Es una bella contribución, por la que algún día deberían darle el Príncipe de Asturias. Los mitos literarios españoles siempre han sido, por así decirlo, humanistas: don Juan, la Celestina, Don Quijote, Carmen. Todos ellos se mueven todo el tiempo por un paraje muy poblado, hablan con sus vecinos, sus amigos o sus enemigos, gente como ellos. Aguirre se las ve, por el contrario, con la Naturaleza, esa máscara tremenda que vino a ser lo que es no mucho después de que los conquistadores conociesen un mundo en que los humanos no lo eran todo.

martes, 10 de julio de 2012

Atropellado en el cielo


Un paracaidista deportivo ha muerto en Brasil, atropellado por el mismo avión del que había saltado junto a algunos otros. El accidente, muy raro, fue posible porque el avión hizo una maniobra de retorno para poder aparecer, él o su estela, en las fotos que los saltadores prefieren hacer con ese detalle de fondo. La maniobra salió mal.
Un periodista interroga a un socio del club de paracaidismo. El socio repite: “fue una fatalidad, una fatalidad” y el periodista insiste en saber por qué eso ocurrió. “Una fatalidad, una fatalidad”. Pero el paracaidista tenía experiencia, ¿de quién fue la fatalidad? ¿qué hizo mal el piloto? “Esas cosas pueden ocurrir, una fatalidad”. El periodista cierra la conversación dejando en el aire la sospecha de que los clubes de paracaidismo son otro de esos reductos corporativos donde una mano lava la otra.
La fatalidad es una especie de sistema operativo obsoleto.
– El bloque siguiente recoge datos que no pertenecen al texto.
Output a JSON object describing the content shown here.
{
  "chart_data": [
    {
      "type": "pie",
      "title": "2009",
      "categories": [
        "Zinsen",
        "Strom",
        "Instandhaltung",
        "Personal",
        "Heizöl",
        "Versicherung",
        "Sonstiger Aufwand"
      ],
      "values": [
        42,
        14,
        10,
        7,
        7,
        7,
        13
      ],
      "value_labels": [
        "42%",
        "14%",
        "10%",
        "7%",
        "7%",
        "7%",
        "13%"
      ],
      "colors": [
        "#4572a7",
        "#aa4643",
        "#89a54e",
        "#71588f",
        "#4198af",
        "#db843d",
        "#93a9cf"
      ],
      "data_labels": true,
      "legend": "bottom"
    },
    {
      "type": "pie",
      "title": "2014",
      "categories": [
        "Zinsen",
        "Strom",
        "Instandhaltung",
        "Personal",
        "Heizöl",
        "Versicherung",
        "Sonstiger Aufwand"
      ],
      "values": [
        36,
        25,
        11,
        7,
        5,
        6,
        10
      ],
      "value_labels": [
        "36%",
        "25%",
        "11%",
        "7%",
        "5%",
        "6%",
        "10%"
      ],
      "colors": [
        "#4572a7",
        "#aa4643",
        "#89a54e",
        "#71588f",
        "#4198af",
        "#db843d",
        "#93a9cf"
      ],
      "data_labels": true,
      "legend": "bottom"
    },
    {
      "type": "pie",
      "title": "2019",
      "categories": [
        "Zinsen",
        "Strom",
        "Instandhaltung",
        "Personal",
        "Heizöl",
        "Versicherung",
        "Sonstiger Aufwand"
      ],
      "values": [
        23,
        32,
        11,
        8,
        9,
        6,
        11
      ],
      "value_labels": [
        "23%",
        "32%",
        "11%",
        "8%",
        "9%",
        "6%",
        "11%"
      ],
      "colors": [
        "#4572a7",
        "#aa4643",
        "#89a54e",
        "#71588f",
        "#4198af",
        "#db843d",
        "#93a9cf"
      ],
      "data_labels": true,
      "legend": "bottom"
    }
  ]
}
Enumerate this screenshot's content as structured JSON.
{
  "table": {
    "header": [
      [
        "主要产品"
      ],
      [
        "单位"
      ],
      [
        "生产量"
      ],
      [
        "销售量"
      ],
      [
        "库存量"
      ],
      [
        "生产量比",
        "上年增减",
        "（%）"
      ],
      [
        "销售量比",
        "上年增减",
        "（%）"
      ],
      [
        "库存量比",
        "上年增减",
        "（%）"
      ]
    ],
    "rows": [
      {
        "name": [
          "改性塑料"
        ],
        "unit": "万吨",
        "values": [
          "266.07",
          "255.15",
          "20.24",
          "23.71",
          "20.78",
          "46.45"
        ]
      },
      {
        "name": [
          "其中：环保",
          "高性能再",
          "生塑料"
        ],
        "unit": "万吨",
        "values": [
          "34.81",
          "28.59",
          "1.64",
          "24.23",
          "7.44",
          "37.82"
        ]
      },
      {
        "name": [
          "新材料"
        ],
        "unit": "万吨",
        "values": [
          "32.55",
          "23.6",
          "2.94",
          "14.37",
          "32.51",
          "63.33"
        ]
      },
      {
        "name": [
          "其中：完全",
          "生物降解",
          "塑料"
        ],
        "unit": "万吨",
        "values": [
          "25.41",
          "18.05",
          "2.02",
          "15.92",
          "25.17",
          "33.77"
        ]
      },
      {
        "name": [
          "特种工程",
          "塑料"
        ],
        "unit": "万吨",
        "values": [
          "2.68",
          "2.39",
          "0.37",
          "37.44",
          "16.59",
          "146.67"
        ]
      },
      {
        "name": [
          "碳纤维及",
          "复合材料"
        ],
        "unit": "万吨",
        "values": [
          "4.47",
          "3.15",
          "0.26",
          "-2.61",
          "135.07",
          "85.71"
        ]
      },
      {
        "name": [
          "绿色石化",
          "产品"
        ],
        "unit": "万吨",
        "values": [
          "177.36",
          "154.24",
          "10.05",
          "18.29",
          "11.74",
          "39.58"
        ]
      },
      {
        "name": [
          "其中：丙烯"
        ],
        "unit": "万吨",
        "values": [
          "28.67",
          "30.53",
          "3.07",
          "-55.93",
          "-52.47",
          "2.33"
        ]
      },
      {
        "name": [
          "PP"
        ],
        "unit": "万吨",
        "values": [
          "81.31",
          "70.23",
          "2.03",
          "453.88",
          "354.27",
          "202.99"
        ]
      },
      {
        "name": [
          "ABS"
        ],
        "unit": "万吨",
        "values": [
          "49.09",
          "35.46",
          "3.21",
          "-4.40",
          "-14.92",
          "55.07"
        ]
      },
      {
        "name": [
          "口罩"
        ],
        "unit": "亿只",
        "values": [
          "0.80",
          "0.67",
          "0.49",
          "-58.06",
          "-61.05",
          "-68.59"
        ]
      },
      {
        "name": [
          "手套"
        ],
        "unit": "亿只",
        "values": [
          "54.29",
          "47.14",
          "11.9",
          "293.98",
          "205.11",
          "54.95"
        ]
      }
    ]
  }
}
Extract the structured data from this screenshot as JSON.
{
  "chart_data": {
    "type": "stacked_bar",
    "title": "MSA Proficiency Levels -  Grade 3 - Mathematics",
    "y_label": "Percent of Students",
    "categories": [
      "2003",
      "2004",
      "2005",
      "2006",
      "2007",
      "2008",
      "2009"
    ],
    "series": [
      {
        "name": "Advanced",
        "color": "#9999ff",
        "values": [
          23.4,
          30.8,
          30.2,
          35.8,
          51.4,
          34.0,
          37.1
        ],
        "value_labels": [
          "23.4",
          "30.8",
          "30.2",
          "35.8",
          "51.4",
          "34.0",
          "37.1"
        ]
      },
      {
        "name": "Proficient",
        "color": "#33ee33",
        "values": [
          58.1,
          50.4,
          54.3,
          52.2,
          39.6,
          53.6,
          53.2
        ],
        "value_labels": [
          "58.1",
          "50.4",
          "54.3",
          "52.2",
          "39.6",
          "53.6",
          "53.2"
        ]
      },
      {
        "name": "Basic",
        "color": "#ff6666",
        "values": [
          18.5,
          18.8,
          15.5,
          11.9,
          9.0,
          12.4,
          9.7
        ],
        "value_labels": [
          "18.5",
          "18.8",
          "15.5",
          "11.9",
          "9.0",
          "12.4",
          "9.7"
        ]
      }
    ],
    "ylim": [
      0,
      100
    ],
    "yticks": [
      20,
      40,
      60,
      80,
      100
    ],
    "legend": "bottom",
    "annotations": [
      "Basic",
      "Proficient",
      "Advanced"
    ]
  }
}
Ya no hay como admitirla, no es nada más que una capa bajo la que pretenden esconderse los responsables, o los culpables.
Aunque como todas las cosas obsoletas puede ser que aún se siga usando en los barrios pobres. En la Amazonia, por ejemplo, el único medio de transporte asequible para buena parte de la población es desde siempre la navegación fluvial. Cuando uno de ellos se hunde, suelen ahogarse más pasajeros que los que supuestamente caben en el barco, así que si eso ocurre no hay que desesperar mucho para encontrar causas. Yo hice algún viaje de esos y recuerdo que más de una vez la carga era tanta que el nivel del río quedaba bien arriba del puente inferior. Después de los desastres se inicia siempre una investigación sobre los hechos, pero eso no suele suponer mucho, porque el caos de la navegación fluvial es tan intrincado que es difícil no concluir que fue una fatalidad, o que la gente arriesga demasiado subiéndose a esos ataúdes flotantes.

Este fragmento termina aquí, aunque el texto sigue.